The UK boss of the former EDS has described details of the BSkyB outsourcing case as "yesterday’s chip paper" and cast doubt on suggestions that the verdict will lead to significant changes to the way companies and services partners run IT services contracts.
Based on a customer relationship management deployment agreed 10 years ago, the presiding judge in the case has issued EDS’s new owner HP with a total of £270m in penalties in a case that HP is seeking to appeal.
"It’s a bit like yesterday’s chip paper at EDS," said Craig Wilson, managing director and vice president of HP Enterprise Services in an exclusive interview with CIO UK.

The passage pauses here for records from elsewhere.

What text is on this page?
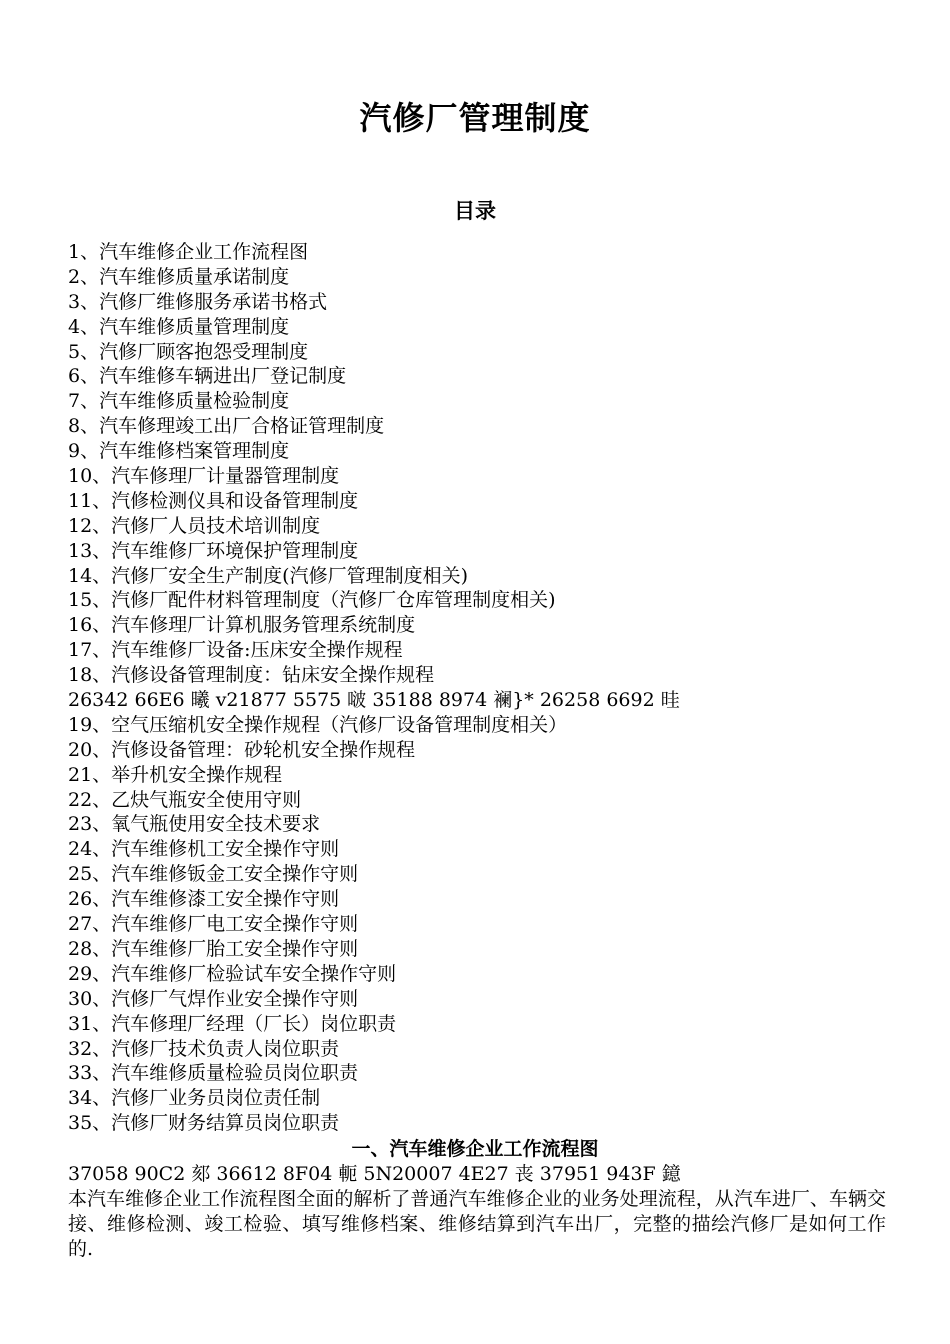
汽修厂管理制度
目录
1、汽车维修企业工作流程图
2、汽车维修质量承诺制度
3、汽修厂维修服务承诺书格式
4、汽车维修质量管理制度
5、汽修厂顾客抱怨受理制度
6、汽车维修车辆进出厂登记制度
7、汽车维修质量检验制度
8、汽车修理竣工出厂合格证管理制度
9、汽车维修档案管理制度
10、汽车修理厂计量器管理制度
11、汽修检测仪具和设备管理制度
12、汽修厂人员技术培训制度
13、汽车维修厂环境保护管理制度
14、汽修厂安全生产制度(汽修厂管理制度相关)
15、汽修厂配件材料管理制度（汽修厂仓库管理制度相关)
16、汽车修理厂计算机服务管理系统制度
17、汽车维修厂设备:压床安全操作规程
18、汽修设备管理制度：钻床安全操作规程
26342 66E6 曦 v21877 5575 啵 35188 8974 襕}* 26258 6692 晆
19、空气压缩机安全操作规程（汽修厂设备管理制度相关）
20、汽修设备管理：砂轮机安全操作规程
21、举升机安全操作规程
22、乙炔气瓶安全使用守则
23、氧气瓶使用安全技术要求
24、汽车维修机工安全操作守则
25、汽车维修钣金工安全操作守则
26、汽车维修漆工安全操作守则
27、汽车维修厂电工安全操作守则
28、汽车维修厂胎工安全操作守则
29、汽车维修厂检验试车安全操作守则
30、汽修厂气焊作业安全操作守则
31、汽车修理厂经理（厂长）岗位职责
32、汽修厂技术负责人岗位职责
33、汽车维修质量检验员岗位职责
34、汽修厂业务员岗位责任制
35、汽修厂财务结算员岗位职责
一、汽车维修企业工作流程图
37058 90C2 郂 36612 8F04 軛 5N20007 4E27 丧 37951 943F 鐿

本汽车维修企业工作流程图全面的解析了普通汽车维修企业的业务处理流程，从汽车进厂、车辆交接、维修检测、竣工检验、填写维修档案、维修结算到汽车出厂，完整的描绘汽修厂是如何工作的.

"The whole IT industry was in the middle of Year 2000 [date-change work]. It was go-go, it was crackers... the end of the dot-com period. The people involved [in the BSkyB case] were exited even before EDS was a glint in HP’s eye."
Although law firms are depicting the verdict as a landmark and have predicted more caution in negotiating and signing off outsourcing arrangements, Wilson was dubious.
"We have far more controls in place," he said. "There is very close scrutiny of anything that is going to the client.
"The IT industry of 2000 is not the IT industry of 2010. It has been transformed by all comparison. Clients are much more sophisticated at ordering in standard ways. That wasn’t the case in 2000 [and] the maturity is irreversible."